Porospathis mammillata, Hæckel, 1879, Sitzungsb. med.-nat., Gesellsch. Jena, Dec. 12.

Shell subspherical, densely covered with numerous mammiliform hollow papillæ, between which are scattered single longer, hollow, radial spines; these are irregularly curved, cylindrical, without distinct alveoles; the twelve longest are two to three times as long as the shell, divergent in the oral direction, and surround the base of the peristome in two irregular alternate circles, each with six spines. The hollow papillæ of the surface, between which are placed numerous circular pores (or dimples?), open into the shell-cavity by a small pore (fig. 1a); they are perhaps reduced radial spines. The constricted peristome is conical and prolonged into an inversely conical proboscis, which is about as long as the radius of the shell; its dilated mouth is surrounded by a corona of slender, divergent, bristle-shaped teeth. The position of this species in the family Medusettida is doubtful; perhaps it is more closely allied to the Castanellida.

Dimensions.—Diameter of the shell 0.12; length of the proboscis 0.08, breadth 0.03; length of the shorter spines 0.1, of the longest spines 0.3.

Habitat.—North Pacific, Station 252, surface.

Family LXXX. Castanellida, Haeckel, 1879 (Pl. [113]).

Castanellida, Haeckel, 1879, Sitzungsb. med.-nat. Gesellsch. Jena, Dec. 12, p. 5.

Definition.—Phæodaria with a spherical or subspherical shell, exhibiting ordinary lattice-work, with circular or roundish pores. Radial spines without circles of basal pores. Mouth of the shell large, usually circular and armed with teeth. Central capsule excentric, placed in the aboral half of the shell-cavity.

The family Castanellida represents a common and widely distributed group of Phæodaria, which posses a very simple and uniform shell, viz., a simple lattice-sphere with radial spines and one simple mouth. It may therefore be easily confounded with the Coscinommida, or those Sphæroidea in which the shell is also a simple lattice-sphere armed with radial spines (Astrosphærida simplicia, p. [209]). Indeed the shell of both groups is very similar, and differs in one important point only; the Castanellida constantly possess one larger opening in the shell-wall, the shell-mouth, which is either smooth or armed with a corona of teeth; in the Coscinommida, however, such a mouth is never present. The living specimens of both groups, and those shells in which the soft body is preserved, are very easily distinguished, since the shell encloses in the Coscinommida the central capsule and the transparent calymma only, whilst the latter, besides, in the Castanellida contains a voluminous dark brown or green mass of phæodella, the characteristic phæodium. A closer examination of the central capsule reveals in all Castanellida the typical operculum, the astropyle, with the proboscis of the Phæodaria, which is never present in any Sphæroidea.

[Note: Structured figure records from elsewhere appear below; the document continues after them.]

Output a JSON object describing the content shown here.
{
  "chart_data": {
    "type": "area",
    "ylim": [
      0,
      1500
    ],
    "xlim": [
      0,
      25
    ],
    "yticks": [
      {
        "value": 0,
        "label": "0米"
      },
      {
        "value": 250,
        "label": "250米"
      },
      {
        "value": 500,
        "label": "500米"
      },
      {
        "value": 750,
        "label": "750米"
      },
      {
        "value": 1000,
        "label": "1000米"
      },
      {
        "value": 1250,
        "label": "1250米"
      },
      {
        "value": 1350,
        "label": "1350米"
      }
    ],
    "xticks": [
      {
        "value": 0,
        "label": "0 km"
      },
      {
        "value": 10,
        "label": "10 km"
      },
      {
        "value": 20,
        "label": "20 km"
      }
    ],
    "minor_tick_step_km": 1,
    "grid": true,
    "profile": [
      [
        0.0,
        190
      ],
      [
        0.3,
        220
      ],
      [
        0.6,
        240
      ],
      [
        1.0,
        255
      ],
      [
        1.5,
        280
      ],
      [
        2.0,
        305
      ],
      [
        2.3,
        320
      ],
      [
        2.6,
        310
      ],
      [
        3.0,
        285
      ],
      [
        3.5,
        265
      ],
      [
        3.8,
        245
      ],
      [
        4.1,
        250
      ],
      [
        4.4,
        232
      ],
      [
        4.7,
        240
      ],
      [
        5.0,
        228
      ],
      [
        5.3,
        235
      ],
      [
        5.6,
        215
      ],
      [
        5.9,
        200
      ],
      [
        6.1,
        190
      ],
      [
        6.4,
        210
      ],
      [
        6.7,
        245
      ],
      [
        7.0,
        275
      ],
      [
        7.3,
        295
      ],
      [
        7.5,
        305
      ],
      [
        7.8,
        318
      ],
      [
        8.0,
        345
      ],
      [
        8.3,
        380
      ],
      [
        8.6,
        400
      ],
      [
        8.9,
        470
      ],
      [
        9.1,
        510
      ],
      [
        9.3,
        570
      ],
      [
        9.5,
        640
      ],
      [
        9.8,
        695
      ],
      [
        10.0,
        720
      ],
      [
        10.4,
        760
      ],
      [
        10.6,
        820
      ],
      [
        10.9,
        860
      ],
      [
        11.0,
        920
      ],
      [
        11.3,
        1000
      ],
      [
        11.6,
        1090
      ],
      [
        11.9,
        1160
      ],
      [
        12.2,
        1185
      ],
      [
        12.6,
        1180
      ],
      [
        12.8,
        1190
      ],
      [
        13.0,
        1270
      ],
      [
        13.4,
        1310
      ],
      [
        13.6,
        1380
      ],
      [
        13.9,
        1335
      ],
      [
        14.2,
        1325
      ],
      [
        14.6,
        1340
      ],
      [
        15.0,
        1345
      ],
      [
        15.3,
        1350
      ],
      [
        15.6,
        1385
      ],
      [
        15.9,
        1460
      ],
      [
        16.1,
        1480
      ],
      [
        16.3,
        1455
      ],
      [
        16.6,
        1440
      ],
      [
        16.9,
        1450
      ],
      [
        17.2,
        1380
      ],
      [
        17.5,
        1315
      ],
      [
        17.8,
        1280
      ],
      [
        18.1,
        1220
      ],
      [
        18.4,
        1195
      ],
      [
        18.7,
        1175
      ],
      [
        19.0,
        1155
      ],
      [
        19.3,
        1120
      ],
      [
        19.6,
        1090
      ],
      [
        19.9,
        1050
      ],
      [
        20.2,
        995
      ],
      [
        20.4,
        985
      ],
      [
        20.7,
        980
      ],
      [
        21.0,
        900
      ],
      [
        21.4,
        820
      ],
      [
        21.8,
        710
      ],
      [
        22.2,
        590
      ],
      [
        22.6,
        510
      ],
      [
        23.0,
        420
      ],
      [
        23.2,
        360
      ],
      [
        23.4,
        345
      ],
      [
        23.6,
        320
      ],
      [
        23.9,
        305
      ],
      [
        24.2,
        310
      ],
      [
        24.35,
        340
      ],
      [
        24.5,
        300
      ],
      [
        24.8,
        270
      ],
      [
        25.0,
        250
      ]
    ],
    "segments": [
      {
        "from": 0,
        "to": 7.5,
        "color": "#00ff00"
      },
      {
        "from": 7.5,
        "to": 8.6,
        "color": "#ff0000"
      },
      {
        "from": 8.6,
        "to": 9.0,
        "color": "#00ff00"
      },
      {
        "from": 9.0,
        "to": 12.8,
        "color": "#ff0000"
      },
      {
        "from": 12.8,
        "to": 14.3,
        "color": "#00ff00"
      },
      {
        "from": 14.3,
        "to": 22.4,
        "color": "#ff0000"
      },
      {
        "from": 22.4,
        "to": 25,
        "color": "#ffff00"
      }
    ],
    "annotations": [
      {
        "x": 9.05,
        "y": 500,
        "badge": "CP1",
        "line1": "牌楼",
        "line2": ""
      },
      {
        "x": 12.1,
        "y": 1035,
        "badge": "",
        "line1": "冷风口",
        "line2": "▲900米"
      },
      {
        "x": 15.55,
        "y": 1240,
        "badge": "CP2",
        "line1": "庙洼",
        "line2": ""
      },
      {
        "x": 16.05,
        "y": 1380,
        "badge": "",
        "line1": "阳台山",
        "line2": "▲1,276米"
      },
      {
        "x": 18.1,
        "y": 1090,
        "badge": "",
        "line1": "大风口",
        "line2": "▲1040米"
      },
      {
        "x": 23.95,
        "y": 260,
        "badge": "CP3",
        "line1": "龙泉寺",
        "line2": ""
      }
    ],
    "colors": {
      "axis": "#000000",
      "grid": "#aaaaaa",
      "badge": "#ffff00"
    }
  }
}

The Castanellida are easily distinguished also from those similar Phæodaria in which the shell is also a lattice-sphere; the lattice-work is constantly quite simple, as in the similar Coscinommida, never composed of separated tangential pieces (as in the Aulosphærida), or of porcellanous structure, with basal circles of pores (as in the Circoporida), or of diatomaceous structure (as in the Challengerida). The gigantic Orosphærida, which also in part posses a simple lattice-sphere, differ from the Castanellida in the absence of the peculiar shell-mouth.

Though the Castanellida belong to the most common Phæodaria, and though the number of individuals, floating on the surface of the tropical seas, is extraordinarily great, their variety of forms is very small; the six genera distinguished in the following system differ only in very slight characters, and the majority of the species are very similar, and often hardly distinguishable. The seven species figured in Pl. [113] exhibit the most striking differences which I could distinguish among all the species observed. The shell usually has the characteristic appearance of a chestnut, a sphere covered with very numerous short radial spines or bristles. In the majority of species a certain number of longer thin radial spines is scattered over the surface; these are usually simple, rarely branched. The mouth of the shell, corresponding to the proboscis of the central capsule, and placed in the same radius, is either a quite simple larger opening with a smooth margin (figs. 3, 5, 7) or is armed with a corona of teeth (figs. 1, 6).